Just as Russell was determined to take one step at a time, Louis surprised him.
This young lord convened a small meeting with the management staff present, skipped unnecessary pleasantries, and went straight to the core of the issues, rejecting empty talk.
He broke the massive port construction goal into phased tasks, marking each step with timeline and responsible person, even listing risk contingency plans one by one.
The negative atmosphere hanging over them due to tidal flats, fish peril, and unstable morale quickly dissolved under this clear planning, replaced by a drawn-in collaborative momentum.
And in the ensuing days, Lord Louis never overstepped his authority.
Louis continued to visit the site every day but never interfered with construction details.
Whenever there were new suggestions, he only jotted them down in a notebook for Mike and Russell to decide if they were feasible.
“You are the real experts on this.”
“If you say it can be done, then go ahead as per your plans.”
Though Louis said this calmly, it carried an inherent sense of trust.
For the first time in front of a noble, Russell felt a strange kind of respect, not staged but treating the craftsmen as a true part of the team.
Next came a surprise for Russell—the Red Tide Craftsmen Corps deploying two new tools for port construction.
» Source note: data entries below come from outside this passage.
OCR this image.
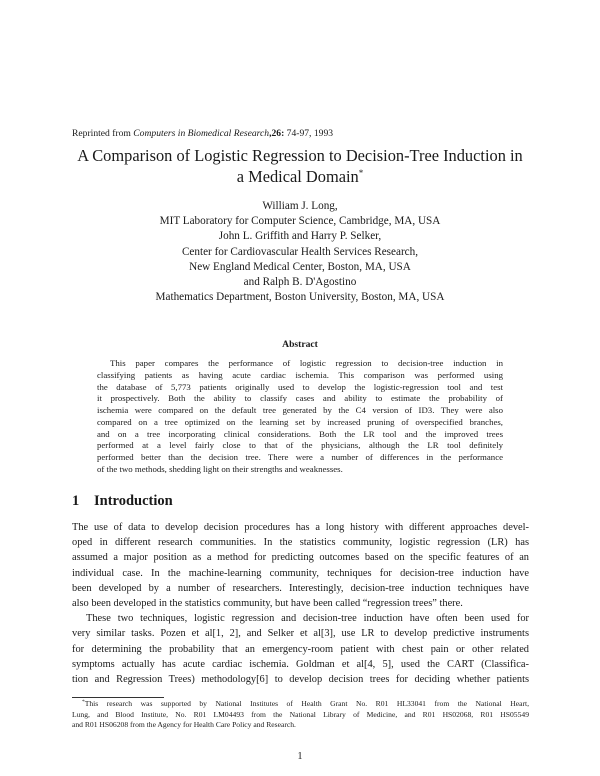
Reprinted from Computers in Biomedical Research,26: 74-97, 1993
A Comparison of Logistic Regression to Decision-Tree Induction in
a Medical Domain*
William J. Long,
MIT Laboratory for Computer Science, Cambridge, MA, USA
John L. Griffith and Harry P. Selker,
Center for Cardiovascular Health Services Research,
New England Medical Center, Boston, MA, USA
and Ralph B. D'Agostino
Mathematics Department, Boston University, Boston, MA, USA
Abstract
This paper compares the performance of logistic regression to decision-tree induction in
classifying patients as having acute cardiac ischemia. This comparison was performed using
the database of 5,773 patients originally used to develop the logistic-regression tool and test
it prospectively. Both the ability to classify cases and ability to estimate the probability of
ischemia were compared on the default tree generated by the C4 version of ID3. They were also
compared on a tree optimized on the learning set by increased pruning of overspecified branches,
and on a tree incorporating clinical considerations. Both the LR tool and the improved trees
performed at a level fairly close to that of the physicians, although the LR tool definitely
performed better than the decision tree. There were a number of differences in the performance
of the two methods, shedding light on their strengths and weaknesses.
1 Introduction
The use of data to develop decision procedures has a long history with different approaches devel-
oped in different research communities. In the statistics community, logistic regression (LR) has
assumed a major position as a method for predicting outcomes based on the specific features of an
individual case. In the machine-learning community, techniques for decision-tree induction have
been developed by a number of researchers. Interestingly, decision-tree induction techniques have
also been developed in the statistics community, but have been called “regression trees” there.
These two techniques, logistic regression and decision-tree induction have often been used for
very similar tasks. Pozen et al[1, 2], and Selker et al[3], use LR to develop predictive instruments
for determining the probability that an emergency-room patient with chest pain or other related
symptoms actually has acute cardiac ischemia. Goldman et al[4, 5], used the CART (Classifica-
tion and Regression Trees) methodology[6] to develop decision trees for deciding whether patients
*This research was supported by National Institutes of Health Grant No. R01 HL33041 from the National Heart,
Lung, and Blood Institute, No. R01 LM04493 from the National Library of Medicine, and R01 HS02068, R01 HS05549
and R01 HS06208 from the Agency for Health Care Policy and Research.
1
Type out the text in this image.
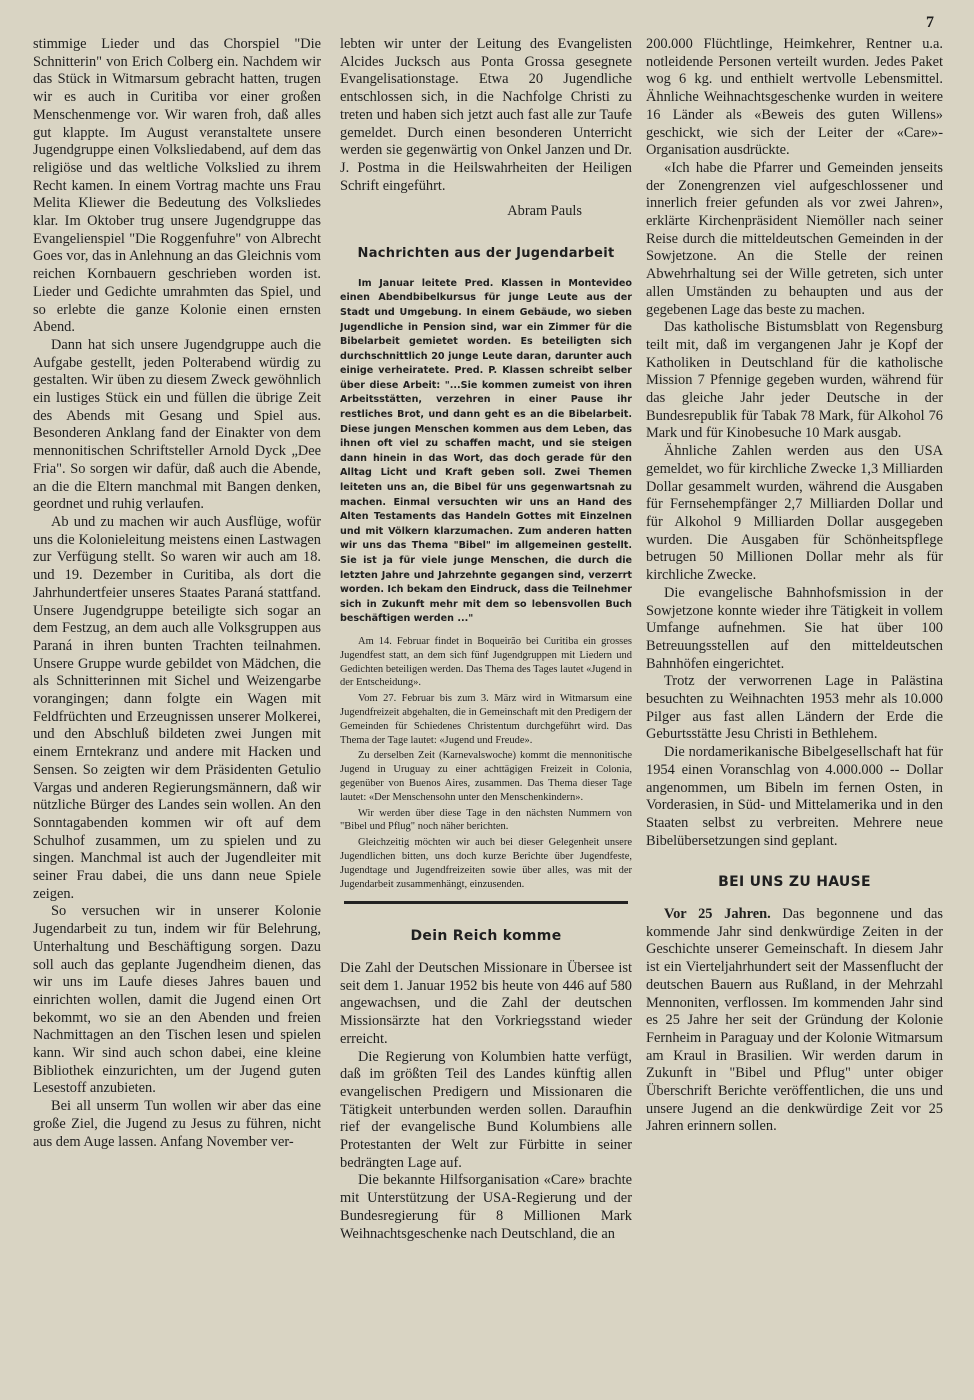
7

stimmige Lieder und das Chorspiel "Die Schnitterin" von Erich Colberg ein. Nachdem wir das Stück in Witmarsum gebracht hatten, trugen wir es auch in Curitiba vor einer großen Menschenmenge vor. Wir waren froh, daß alles gut klappte. Im August veranstaltete unsere Jugendgruppe einen Volksliedabend, auf dem das religiöse und das weltliche Volkslied zu ihrem Recht kamen. In einem Vortrag machte uns Frau Melita Kliewer die Bedeutung des Volksliedes klar. Im Oktober trug unsere Jugendgruppe das Evangelienspiel "Die Roggenfuhre" von Albrecht Goes vor, das in Anlehnung an das Gleichnis vom reichen Kornbauern geschrieben worden ist. Lieder und Gedichte umrahmten das Spiel, und so erlebte die ganze Kolonie einen ernsten Abend.

Dann hat sich unsere Jugendgruppe auch die Aufgabe gestellt, jeden Polterabend würdig zu gestalten. Wir üben zu diesem Zweck gewöhnlich ein lustiges Stück ein und füllen die übrige Zeit des Abends mit Gesang und Spiel aus. Besonderen Anklang fand der Einakter von dem mennonitischen Schriftsteller Arnold Dyck „Dee Fria". So sorgen wir dafür, daß auch die Abende, an die die Eltern manchmal mit Bangen denken, geordnet und ruhig verlaufen.

Ab und zu machen wir auch Ausflüge, wofür uns die Kolonieleitung meistens einen Lastwagen zur Verfügung stellt. So waren wir auch am 18. und 19. Dezember in Curitiba, als dort die Jahrhundertfeier unseres Staates Paraná stattfand. Unsere Jugendgruppe beteiligte sich sogar an dem Festzug, an dem auch alle Volksgruppen aus Paraná in ihren bunten Trachten teilnahmen. Unsere Gruppe wurde gebildet von Mädchen, die als Schnitterinnen mit Sichel und Weizengarbe vorangingen; dann folgte ein Wagen mit Feldfrüchten und Erzeugnissen unserer Molkerei, und den Abschluß bildeten zwei Jungen mit einem Erntekranz und andere mit Hacken und Sensen. So zeigten wir dem Präsidenten Getulio Vargas und anderen Regierungsmännern, daß wir nützliche Bürger des Landes sein wollen. An den Sonntagabenden kommen wir oft auf dem Schulhof zusammen, um zu spielen und zu singen. Manchmal ist auch der Jugendleiter mit seiner Frau dabei, die uns dann neue Spiele zeigen.

So versuchen wir in unserer Kolonie Jugendarbeit zu tun, indem wir für Belehrung, Unterhaltung und Beschäftigung sorgen. Dazu soll auch das geplante Jugendheim dienen, das wir uns im Laufe dieses Jahres bauen und einrichten wollen, damit die Jugend einen Ort bekommt, wo sie an den Abenden und freien Nachmittagen an den Tischen lesen und spielen kann. Wir sind auch schon dabei, eine kleine Bibliothek einzurichten, um der Jugend guten Lesestoff anzubieten.

Bei all unserm Tun wollen wir aber das eine große Ziel, die Jugend zu Jesus zu führen, nicht aus dem Auge lassen. Anfang November ver-

lebten wir unter der Leitung des Evangelisten Alcides Jucksch aus Ponta Grossa gesegnete Evangelisationstage. Etwa 20 Jugendliche entschlossen sich, in die Nachfolge Christi zu treten und haben sich jetzt auch fast alle zur Taufe gemeldet. Durch einen besonderen Unterricht werden sie gegenwärtig von Onkel Janzen und Dr. J. Postma in die Heilswahrheiten der Heiligen Schrift eingeführt.

Abram Pauls
Nachrichten aus der Jugendarbeit

Im Januar leitete Pred. Klassen in Montevideo einen Abendbibelkursus für junge Leute aus der Stadt und Umgebung. In einem Gebäude, wo sieben Jugendliche in Pension sind, war ein Zimmer für die Bibelarbeit gemietet worden. Es beteiligten sich durchschnittlich 20 junge Leute daran, darunter auch einige verheiratete. Pred. P. Klassen schreibt selber über diese Arbeit: "...Sie kommen zumeist von ihren Arbeitsstätten, verzehren in einer Pause ihr restliches Brot, und dann geht es an die Bibelarbeit. Diese jungen Menschen kommen aus dem Leben, das ihnen oft viel zu schaffen macht, und sie steigen dann hinein in das Wort, das doch gerade für den Alltag Licht und Kraft geben soll. Zwei Themen leiteten uns an, die Bibel für uns gegenwartsnah zu machen. Einmal versuchten wir uns an Hand des Alten Testaments das Handeln Gottes mit Einzelnen und mit Völkern klarzumachen. Zum anderen hatten wir uns das Thema "Bibel" im allgemeinen gestellt. Sie ist ja für viele junge Menschen, die durch die letzten Jahre und Jahrzehnte gegangen sind, verzerrt worden. Ich bekam den Eindruck, dass die Teilnehmer sich in Zukunft mehr mit dem so lebensvollen Buch beschäftigen werden ..."

Am 14. Februar findet in Boqueirão bei Curitiba ein grosses Jugendfest statt, an dem sich fünf Jugendgruppen mit Liedern und Gedichten beteiligen werden. Das Thema des Tages lautet «Jugend in der Entscheidung».

Vom 27. Februar bis zum 3. März wird in Witmarsum eine Jugendfreizeit abgehalten, die in Gemeinschaft mit den Predigern der Gemeinden für Schiedenes Christentum durchgeführt wird. Das Thema der Tage lautet: «Jugend und Freude».

Zu derselben Zeit (Karnevalswoche) kommt die mennonitische Jugend in Uruguay zu einer achttägigen Freizeit in Colonia, gegenüber von Buenos Aires, zusammen. Das Thema dieser Tage lautet: «Der Menschensohn unter den Menschenkindern».

Wir werden über diese Tage in den nächsten Nummern von "Bibel und Pflug" noch näher berichten.

Gleichzeitig möchten wir auch bei dieser Gelegenheit unsere Jugendlichen bitten, uns doch kurze Berichte über Jugendfeste, Jugendtage und Jugendfreizeiten sowie über alles, was mit der Jugendarbeit zusammenhängt, einzusenden.

Dein Reich komme

Die Zahl der Deutschen Missionare in Übersee ist seit dem 1. Januar 1952 bis heute von 446 auf 580 angewachsen, und die Zahl der deutschen Missionsärzte hat den Vorkriegsstand wieder erreicht.

Die Regierung von Kolumbien hatte verfügt, daß im größten Teil des Landes künftig allen evangelischen Predigern und Missionaren die Tätigkeit unterbunden werden sollen. Daraufhin rief der evangelische Bund Kolumbiens alle Protestanten der Welt zur Fürbitte in seiner bedrängten Lage auf.

Die bekannte Hilfsorganisation «Care» brachte mit Unterstützung der USA-Regierung und der Bundesregierung für 8 Millionen Mark Weihnachtsgeschenke nach Deutschland, die an

200.000 Flüchtlinge, Heimkehrer, Rentner u.a. notleidende Personen verteilt wurden. Jedes Paket wog 6 kg. und enthielt wertvolle Lebensmittel. Ähnliche Weihnachtsgeschenke wurden in weitere 16 Länder als «Beweis des guten Willens» geschickt, wie sich der Leiter der «Care»-Organisation ausdrückte.

«Ich habe die Pfarrer und Gemeinden jenseits der Zonengrenzen viel aufgeschlossener und innerlich freier gefunden als vor zwei Jahren», erklärte Kirchenpräsident Niemöller nach seiner Reise durch die mitteldeutschen Gemeinden in der Sowjetzone. An die Stelle der reinen Abwehrhaltung sei der Wille getreten, sich unter allen Umständen zu behaupten und aus der gegebenen Lage das beste zu machen.

Das katholische Bistumsblatt von Regensburg teilt mit, daß im vergangenen Jahr je Kopf der Katholiken in Deutschland für die katholische Mission 7 Pfennige gegeben wurden, während für das gleiche Jahr jeder Deutsche in der Bundesrepublik für Tabak 78 Mark, für Alkohol 76 Mark und für Kinobesuche 10 Mark ausgab.

Ähnliche Zahlen werden aus den USA gemeldet, wo für kirchliche Zwecke 1,3 Milliarden Dollar gesammelt wurden, während die Ausgaben für Fernsehempfänger 2,7 Milliarden Dollar und für Alkohol 9 Milliarden Dollar ausgegeben wurden. Die Ausgaben für Schönheitspflege betrugen 50 Millionen Dollar mehr als für kirchliche Zwecke.

Die evangelische Bahnhofsmission in der Sowjetzone konnte wieder ihre Tätigkeit in vollem Umfange aufnehmen. Sie hat über 100 Betreuungsstellen auf den mitteldeutschen Bahnhöfen eingerichtet.

Trotz der verworrenen Lage in Palästina besuchten zu Weihnachten 1953 mehr als 10.000 Pilger aus fast allen Ländern der Erde die Geburtsstätte Jesu Christi in Bethlehem.

Die nordamerikanische Bibelgesellschaft hat für 1954 einen Voranschlag von 4.000.000 -- Dollar angenommen, um Bibeln im fernen Osten, in Vorderasien, in Süd- und Mittelamerika und in den Staaten selbst zu verbreiten. Mehrere neue Bibelübersetzungen sind geplant.

BEI UNS ZU HAUSE

Vor 25 Jahren. Das begonnene und das kommende Jahr sind denkwürdige Zeiten in der Geschichte unserer Gemeinschaft. In diesem Jahr ist ein Vierteljahrhundert seit der Massenflucht der deutschen Bauern aus Rußland, in der Mehrzahl Mennoniten, verflossen. Im kommenden Jahr sind es 25 Jahre her seit der Gründung der Kolonie Fernheim in Paraguay und der Kolonie Witmarsum am Kraul in Brasilien. Wir werden darum in Zukunft in "Bibel und Pflug" unter obiger Überschrift Berichte veröffentlichen, die uns und unsere Jugend an die denkwürdige Zeit vor 25 Jahren erinnern sollen.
A device called the rail crane could glide smoothly along pre-laid tracks, using a winch to lift entire sections of beams.
The other was a gear transporter, utilizing steam power and chain mechanism, allowing two or three people to push several hundred pounds of stone forward without extra manpower.
The first time he saw the crane lift a heavy foundation stone and place it securely on its target line, Russell stood aside, almost doubting his own eyes.
He looked closely at the counterweight and pulley setup, confirming it was neither magic nor trickery but a solid product built out of components and calculations.
For Russell, who had been a craftsman all his life, this was a miracle without magic.
“It actually works,” he whispered, feeling unable to express his assessment.
What surprised him even more was the origin of these tools.
Not from ancestral methods passed down by some master craftsman, nor private modifications by an old expert.
The craftsmen corps from Red Tide made it clear that the initial design sketches were drawn by Lord Louis.